Rohin Shah comments on Empirical Observations of Objective Robustness Failures

Rohin Shah 24 Jun 2021 8:51 UTC
LW: 12 AF: 8
0
AF
Planned summary for the Alignment Newsletter:
This paper presents empirical demonstrations of failures of objective robustness. We’ve seen <@objective robustness@>(@2-D Robustness@) / <@inner alignment@>(@Inner Alignment: Explain like I’m 12 Edition@) / <@mesa optimization@>(@Risks from Learned Optimization in Advanced Machine Learning Systems@) before; if you aren’t familiar with it I recommend reading one of those articles (or their summaries) before continuing. This paper studies these failures in the context of deep reinforcement learning, and shows these failures in three cases:

1. In <@CoinRun@>(@Procgen Benchmark@), if you train an agent normally (where the rewarding coin is always at the rightmost end of the level), the agent learns to move to the right. If you randomize the coin location at test time, the agent will ignore it and instead run to the rightmost end of the level and jump. It still competently avoids obstacles and enemies: its capabilities are robust, but its objective is not. Using the interpretability tools from <@Understanding RL Vision@>, we find that the policy and value function pay much more attention to the right wall than to the coin.

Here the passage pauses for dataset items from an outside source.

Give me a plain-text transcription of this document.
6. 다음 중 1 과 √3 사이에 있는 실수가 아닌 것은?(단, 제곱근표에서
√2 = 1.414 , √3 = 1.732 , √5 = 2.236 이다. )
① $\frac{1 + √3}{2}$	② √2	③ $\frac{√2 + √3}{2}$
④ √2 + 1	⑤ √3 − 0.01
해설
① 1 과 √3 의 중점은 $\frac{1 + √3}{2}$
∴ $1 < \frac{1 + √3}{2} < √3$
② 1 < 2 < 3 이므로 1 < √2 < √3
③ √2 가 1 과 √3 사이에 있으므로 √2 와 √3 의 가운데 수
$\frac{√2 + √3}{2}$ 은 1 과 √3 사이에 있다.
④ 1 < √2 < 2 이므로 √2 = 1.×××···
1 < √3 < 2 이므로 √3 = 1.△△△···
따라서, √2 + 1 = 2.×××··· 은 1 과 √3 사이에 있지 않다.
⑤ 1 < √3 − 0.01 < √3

2. Consider an agent trained to navigate to cheese that is always placed in the upper right corner of a maze. When the location of the cheese is randomized at test time, the agent continues to go to the upper right corner. Alternatively, if the agent is trained to go to a yellow gem during training time, and at test time it is presented with a yellow star or a red gem, it will navigate towards the yellow star.
3. In the <@keys and chest environment@>(@A simple environment for showing mesa misalignment@), an agent trained in a setting where keys are rare will later collect too many keys once keys become commonplace.
Planned opinion:
I’m glad that these experiments have finally been run and we have actual empirical examples of the phenomenon—I especially like the CoinRun example, since it is particularly clear that in this case the capabilities are robust but the objective is not.